Trustee Stephanie Hawkins agreed with Francisco that, “the cost of remediation is much greater than the cost of the building. I don’t think the building defines the boat club or our relationship with the club.” Trustee Bruce Campbell said that while in the past, “DEC indicated they may pay for reconstruction of the building,” that was no longer the case, DEC officials having cited the cost of numerous other projects throughout New York State as the reason for the reversal.

Residents voice opinions, resolution passes easily

Several residents weighed in when Falloon asked for public comments. Greg Phillips lives across from the boat club, and put the onus on the village to ensure a complete cleanup. “It’s not about what’s there right now. It’s about the village owning the property.

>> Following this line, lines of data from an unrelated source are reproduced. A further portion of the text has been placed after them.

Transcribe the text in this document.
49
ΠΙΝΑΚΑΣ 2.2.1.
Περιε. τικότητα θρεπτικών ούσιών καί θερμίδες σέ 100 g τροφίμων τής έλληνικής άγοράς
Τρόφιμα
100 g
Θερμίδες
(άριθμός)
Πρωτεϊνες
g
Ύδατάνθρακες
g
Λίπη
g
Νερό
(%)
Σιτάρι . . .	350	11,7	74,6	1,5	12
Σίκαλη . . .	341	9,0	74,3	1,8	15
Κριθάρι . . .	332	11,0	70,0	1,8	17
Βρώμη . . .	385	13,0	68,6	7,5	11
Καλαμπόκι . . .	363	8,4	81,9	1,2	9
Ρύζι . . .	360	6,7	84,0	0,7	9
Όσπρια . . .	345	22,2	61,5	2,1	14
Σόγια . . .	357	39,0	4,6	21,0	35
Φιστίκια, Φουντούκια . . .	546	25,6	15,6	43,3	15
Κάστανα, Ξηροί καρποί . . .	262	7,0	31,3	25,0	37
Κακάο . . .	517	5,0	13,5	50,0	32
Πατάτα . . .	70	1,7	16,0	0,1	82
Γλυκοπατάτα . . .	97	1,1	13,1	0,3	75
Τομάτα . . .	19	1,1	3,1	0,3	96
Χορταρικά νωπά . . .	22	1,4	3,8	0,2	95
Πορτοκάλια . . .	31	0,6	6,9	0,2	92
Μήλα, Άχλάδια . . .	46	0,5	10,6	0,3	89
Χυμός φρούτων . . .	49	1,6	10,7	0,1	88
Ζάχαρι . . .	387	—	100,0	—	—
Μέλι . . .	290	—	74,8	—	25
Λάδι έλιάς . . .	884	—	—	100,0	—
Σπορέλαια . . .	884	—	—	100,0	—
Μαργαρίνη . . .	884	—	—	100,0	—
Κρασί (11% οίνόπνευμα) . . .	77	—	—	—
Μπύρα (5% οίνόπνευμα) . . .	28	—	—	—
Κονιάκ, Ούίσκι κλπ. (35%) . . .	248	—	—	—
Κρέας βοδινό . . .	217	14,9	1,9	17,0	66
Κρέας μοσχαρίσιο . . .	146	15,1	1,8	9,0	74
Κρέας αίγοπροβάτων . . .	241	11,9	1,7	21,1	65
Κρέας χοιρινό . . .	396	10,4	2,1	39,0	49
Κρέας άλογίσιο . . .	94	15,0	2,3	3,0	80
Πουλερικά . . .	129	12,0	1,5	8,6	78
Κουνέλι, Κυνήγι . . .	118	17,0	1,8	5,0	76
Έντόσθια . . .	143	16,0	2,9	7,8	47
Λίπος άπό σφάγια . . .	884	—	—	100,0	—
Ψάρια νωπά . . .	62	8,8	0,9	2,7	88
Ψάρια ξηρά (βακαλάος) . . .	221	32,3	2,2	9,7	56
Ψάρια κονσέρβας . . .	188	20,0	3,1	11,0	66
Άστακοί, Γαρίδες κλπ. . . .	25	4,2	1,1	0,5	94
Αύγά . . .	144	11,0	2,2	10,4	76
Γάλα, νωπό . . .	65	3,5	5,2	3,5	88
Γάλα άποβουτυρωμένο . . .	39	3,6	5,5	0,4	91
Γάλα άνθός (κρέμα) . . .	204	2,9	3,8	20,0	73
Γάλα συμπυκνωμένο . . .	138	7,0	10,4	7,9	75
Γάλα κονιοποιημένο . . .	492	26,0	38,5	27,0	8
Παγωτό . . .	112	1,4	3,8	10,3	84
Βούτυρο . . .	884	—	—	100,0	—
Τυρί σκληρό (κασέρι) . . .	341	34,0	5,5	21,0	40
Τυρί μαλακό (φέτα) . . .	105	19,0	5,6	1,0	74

If that’s where the ownership is – that’s where the responsibility is,” he said. “If it were a vacant lot, it’s a no-brainer.” He asked the board to look at the site as a piece of property – not as a boat club that currently occupies the site. “To take only part of it (the coal tar) … is ridiculous.”

Karen Phillips, Greg Phillips’ wife, was vocal in her criticism of DEC and urged the Village Board to unite in demanding a thorough cleanup. “There were so many ideas out there (at previous meetings) and according to (DEC official) Bill Ottaway everything was feasible,” she said. “There was a push to investigate all the possibilities. Now, the door has been closed.”

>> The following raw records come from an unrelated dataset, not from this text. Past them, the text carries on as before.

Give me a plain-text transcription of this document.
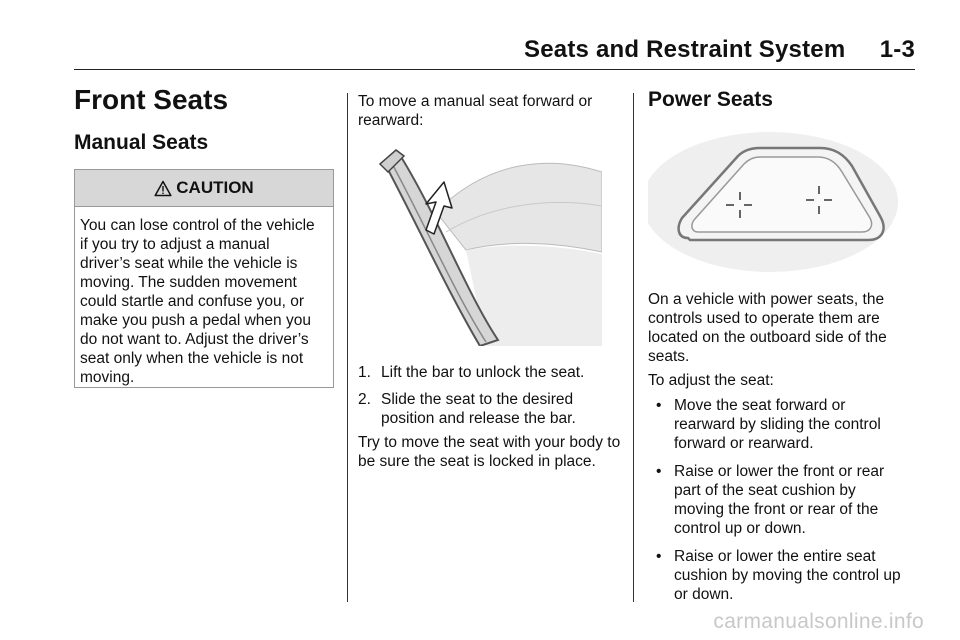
Seats and Restraint System     1-3
Front Seats
Manual Seats
CAUTION
You can lose control of the vehicle if you try to adjust a manual driver’s seat while the vehicle is moving. The sudden movement could startle and confuse you, or make you push a pedal when you do not want to. Adjust the driver’s seat only when the vehicle is not moving.
To move a manual seat forward or rearward:
1. Lift the bar to unlock the seat.
2. Slide the seat to the desired position and release the bar.
Try to move the seat with your body to be sure the seat is locked in place.
Power Seats
On a vehicle with power seats, the controls used to operate them are located on the outboard side of the seats.
To adjust the seat:
• Move the seat forward or rearward by sliding the control forward or rearward.
• Raise or lower the front or rear part of the seat cushion by moving the front or rear of the control up or down.
• Raise or lower the entire seat cushion by moving the control up or down.
carmanualsonline.info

Phillips pointed out that there have been two hurricanes in recent years, a factor that she intimated could have caused coal tar to migrate. “How does anyone know what moved where?” she asked. “That’s the reality I live in … the what ifs.” She went on to challenge the Village Board “to stand together and say this is unacceptable. We want you to shoot for 99 percent (cleanup). That makes much more sense.”

Brad Petrie, vice commodore of the Cold Spring Boat Club, said that a decision to remove the building, “is not … free,” and stressed the impact it would have on the boat club and on the community. “Don’t commit to something if you don’t know the price tag …” he said. “I think it’s irresponsible … without knowing the facts. What happens to the boat club for a year? Where are our boats? The waterfront itself is going to be very disrupted and it is valuable to the village as a whole.”

In the end, Falloon suggested that the Village Board ask DEC to reopen their Record of Decision and reconsider an alternative that will result in “as close to full remediation as possible.” That approach was passed unanimously as a resolution.